WPCSD Dyslexia Therapist speaks at Rotary

Mary Rumore
Staff Writer

West Point Consolidated School District Dyslexia Therapist Leah Alonso was the speaker during Rotary Club on Thursday in recognition of Dyslexia Awareness Month.

Alonso kicked off the program by having guests try to write three sentences with their non-dominant hand to show what writing and sentence comprehension is like for children with dyslexia.

One out of five children suffer from dyslexia.

The International Dyslexia Foundation defines dyslexia as “a specific learning disability that is neurobiological in origin.”

Characteristics of dyslexia include difficulties with accurate or fluent word recognition and poor spelling and decoding abilities.

Alonso said those with dyslexia have delayed speaking skills, difficulty with written and spoken language and difficulty with spelling, number facts, decoding, comprehension, math calculation and learning a foreign language.

Alonso said despite common myths, children with dyslexia don’t outgrow the disease, but their brains can be retrained.

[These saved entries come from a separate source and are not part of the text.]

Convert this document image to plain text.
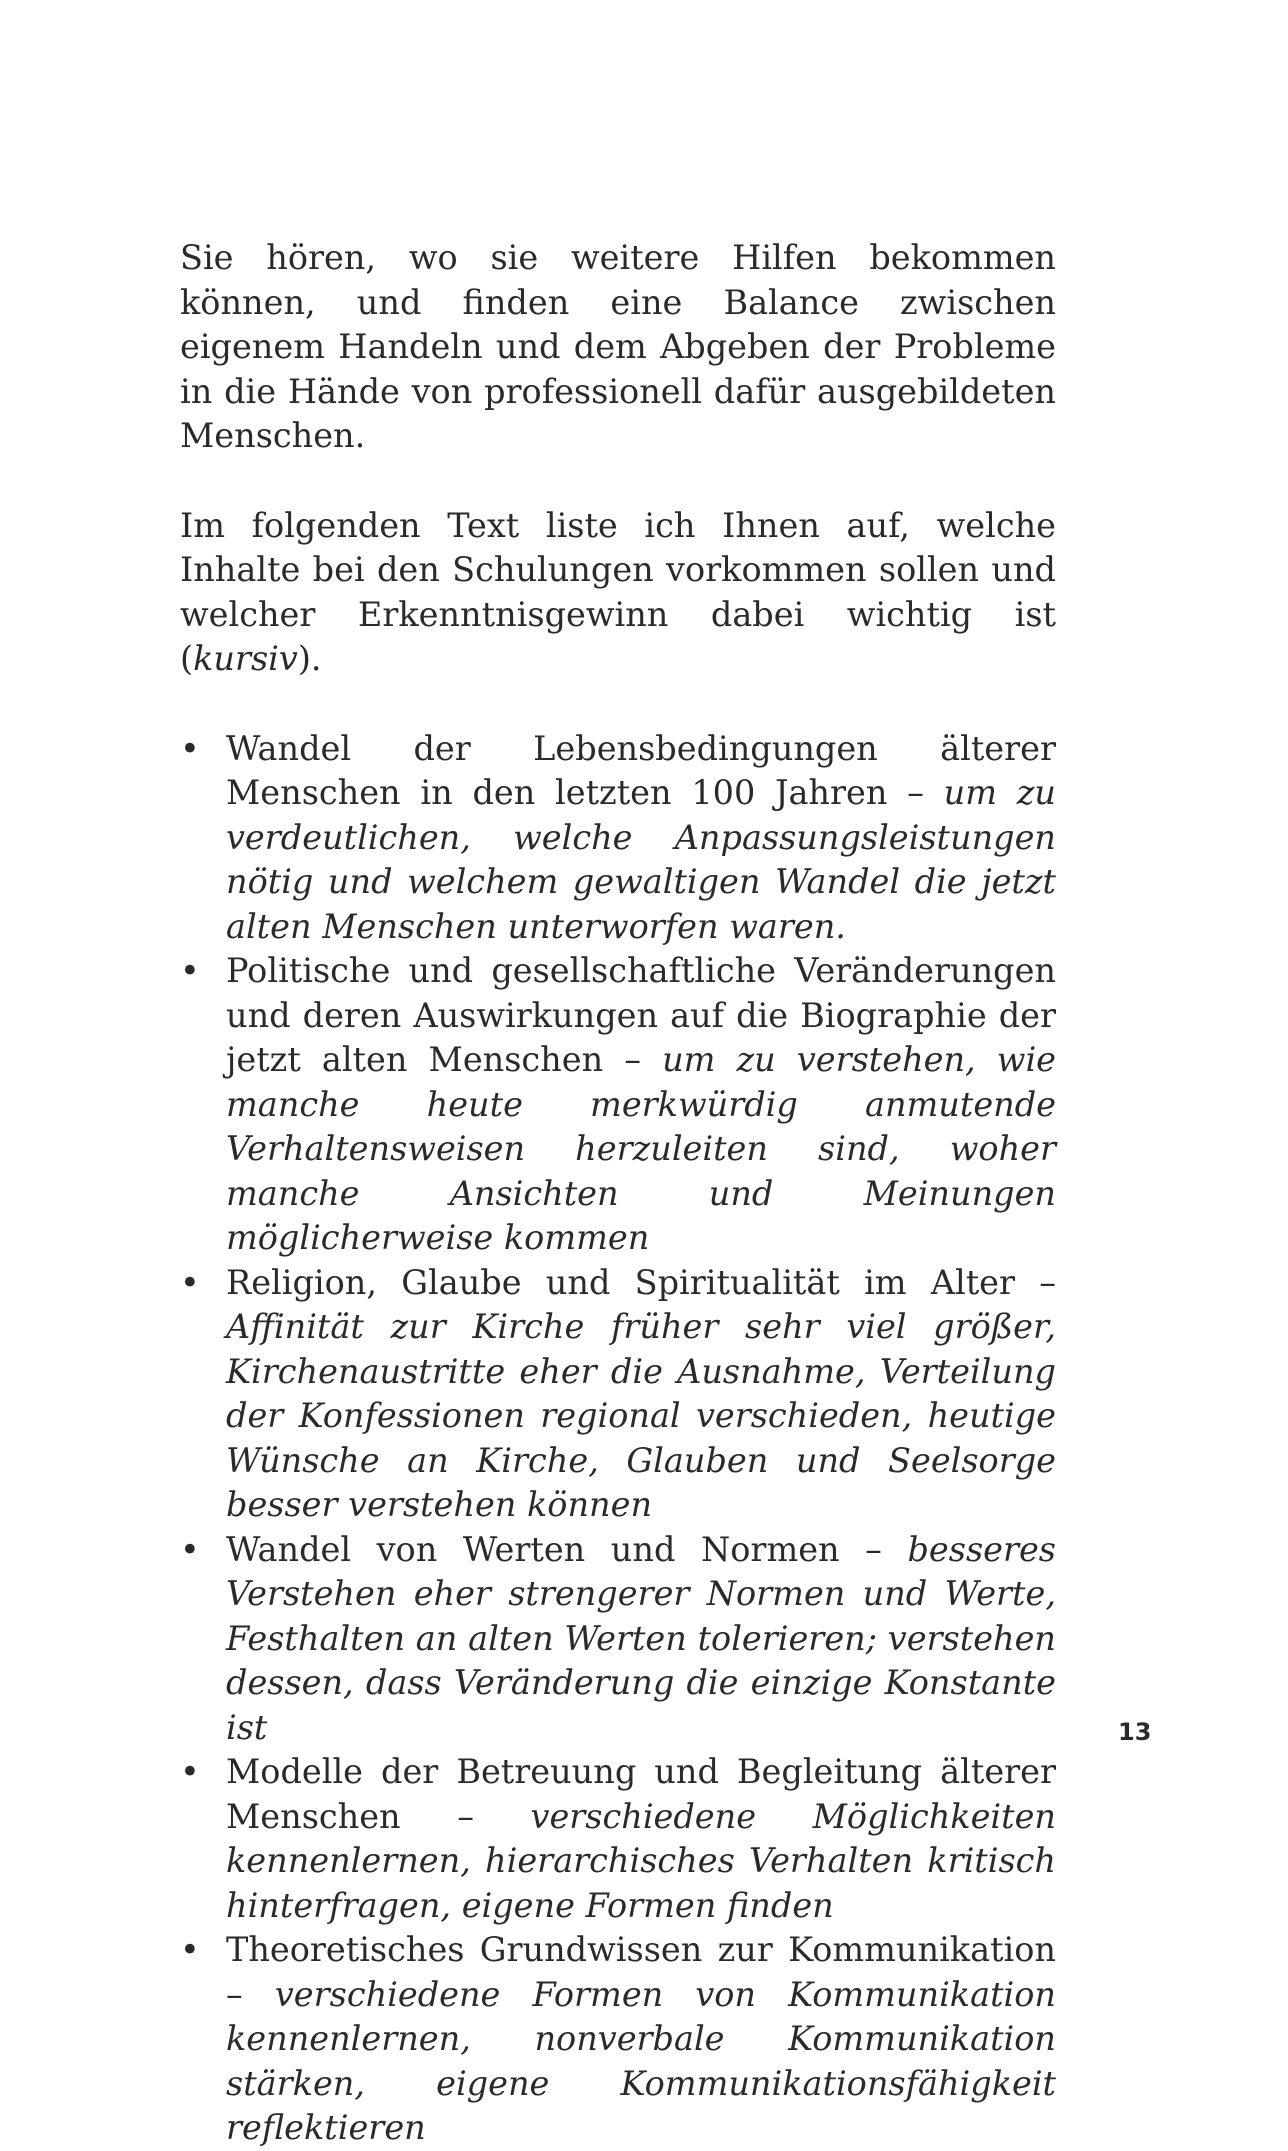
Sie hören, wo sie weitere Hilfen bekommen können, und finden eine Balance zwischen eigenem Handeln und dem Abgeben der Probleme in die Hände von professionell dafür ausgebildeten Menschen.

Im folgenden Text liste ich Ihnen auf, welche Inhalte bei den Schulungen vorkommen sollen und welcher Erkenntnisgewinn dabei wichtig ist (kursiv).

• Wandel der Lebensbedingungen älterer Menschen in den letzten 100 Jahren – um zu verdeutlichen, welche Anpassungsleistungen nötig und welchem gewaltigen Wandel die jetzt alten Menschen unterworfen waren.
• Politische und gesellschaftliche Veränderungen und deren Auswirkungen auf die Biographie der jetzt alten Menschen – um zu verstehen, wie manche heute merkwürdig anmutende Verhaltensweisen herzuleiten sind, woher manche Ansichten und Meinungen möglicherweise kommen
• Religion, Glaube und Spiritualität im Alter – Affinität zur Kirche früher sehr viel größer, Kirchenaustritte eher die Ausnahme, Verteilung der Konfessionen regional verschieden, heutige Wünsche an Kirche, Glauben und Seelsorge besser verstehen können
• Wandel von Werten und Normen – besseres Verstehen eher strengerer Normen und Werte, Festhalten an alten Werten tolerieren; verstehen dessen, dass Veränderung die einzige Konstante ist
• Modelle der Betreuung und Begleitung älterer Menschen – verschiedene Möglichkeiten kennenlernen, hierarchisches Verhalten kritisch hinterfragen, eigene Formen finden
• Theoretisches Grundwissen zur Kommunikation – verschiedene Formen von Kommunikation kennenlernen, nonverbale Kommunikation stärken, eigene Kommunikationsfähigkeit reflektieren
13
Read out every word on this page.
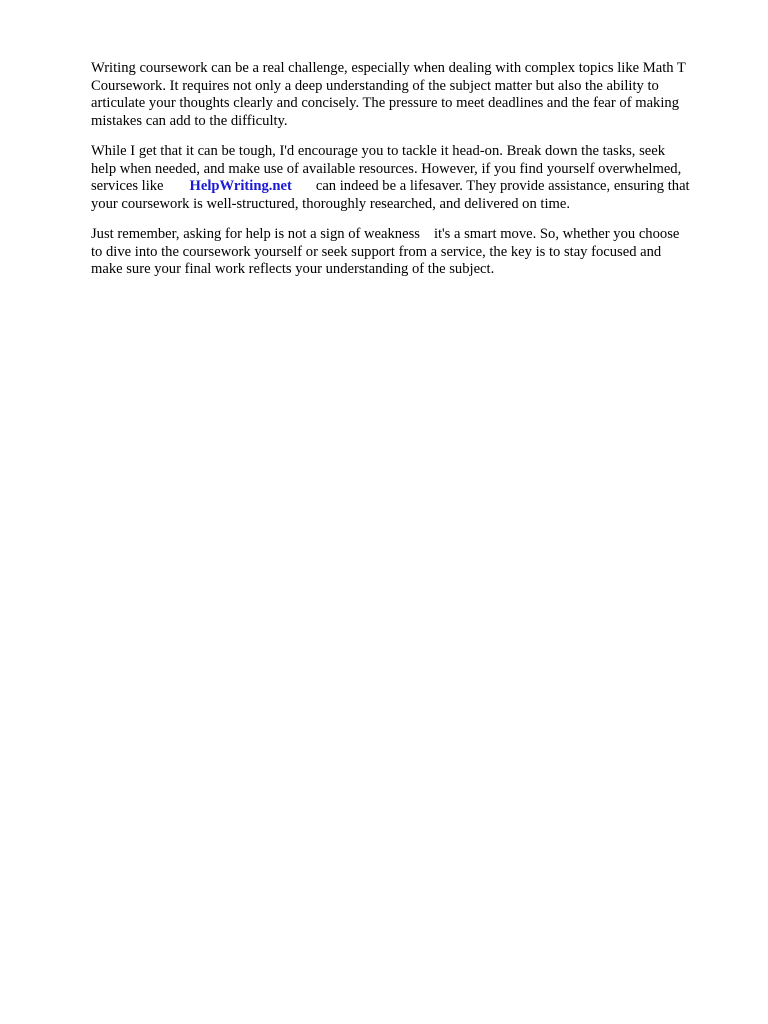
Writing coursework can be a real challenge, especially when dealing with complex topics like Math T
Coursework. It requires not only a deep understanding of the subject matter but also the ability to
articulate your thoughts clearly and concisely. The pressure to meet deadlines and the fear of making
mistakes can add to the difficulty.
While I get that it can be tough, I'd encourage you to tackle it head-on. Break down the tasks, seek
help when needed, and make use of available resources. However, if you find yourself overwhelmed,
services like HelpWriting.net can indeed be a lifesaver. They provide assistance, ensuring that
your coursework is well-structured, thoroughly researched, and delivered on time.
Just remember, asking for help is not a sign of weakness it's a smart move. So, whether you choose
to dive into the coursework yourself or seek support from a service, the key is to stay focused and
make sure your final work reflects your understanding of the subject.
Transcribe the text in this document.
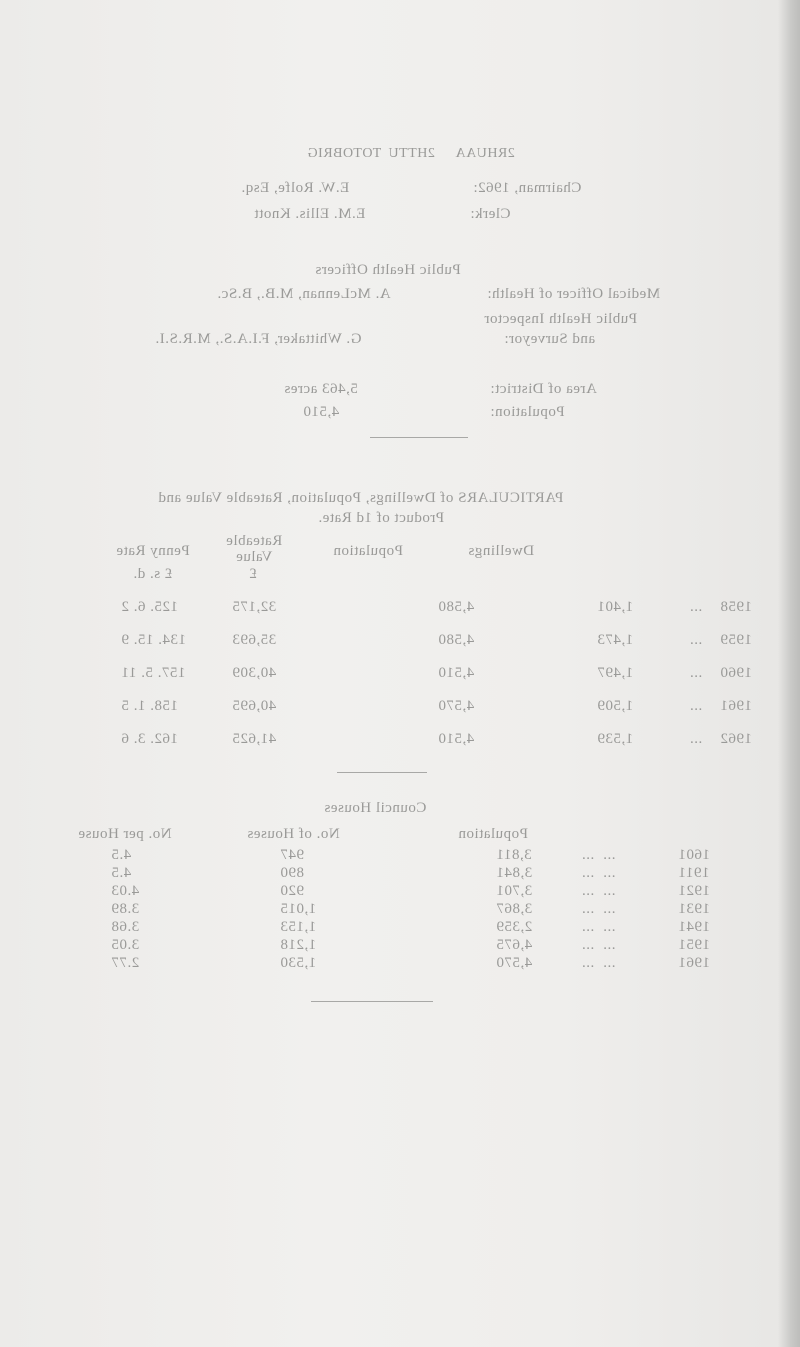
TOTOBRIG 2HTTU 2RHUAA
Chairman, 1962:
Clerk:
E.W. Rolfe, Esq.
E.M. Ellis. Knott
Public Health Officers
Medical Officer of Health:
A. McLennan, M.B., B.Sc.
Public Health Inspector
and Surveyor:
G. Whittaker, F.I.A.S., M.R.S.I.
Area of District:
5,463 acres
Population:
4,510
PARTICULARS of Dwellings, Population, Rateable Value and
Product of 1d Rate.
Dwellings
Population
Rateable Value
Penny Rate
£
£ s. d.
1958
...
1,401
4,580
32,175
125. 6. 2
1959
...
1,473
4,580
35,693
134. 15. 9
1960
...
1,497
4,510
40,309
157. 5. 11
1961
...
1,509
4,570
40,695
158. 1. 5
1962
...
1,539
4,510
41,625
162. 3. 6
Council Houses
Population
No. of Houses
No. per House
1601
...  ...
3,811
947
4.5
1911
...  ...
3,841
890
4.5
1921
...  ...
3,701
920
4.03
1931
...  ...
3,867
1,015
3.89
1941
...  ...
2,359
1,153
3.68
1951
...  ...
4,675
1,218
3.05
1961
...  ...
4,570
1,530
2.77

Dyslexia can also be diagnosed as early as Kindergarten, and dyslexia doesn’t effect children’s intelligence, Alonso said.

Alonso said typical therapy sessions with children with dyslexia in the district last 45-50 minutes, 2-3 times per week.

“The curriculum I use with students is explicit, systematic and multi-sensory,” Alsonso said.

Alonso said explicit means teaching from small increments to larger, and her and her students practice letters, sounds, letter-sounds and blending whole words by practicing in text.

Systematic means teaching most common sounds and most widely used letter sounds and progressing from simple to more complex, according to Alonso.

Alonso said children with dyslexia are usually not confident to read out loud in class, but with constant motivation, they are the hardest working students.

“Dyslexia doesn’t define who they are,” Alonso said.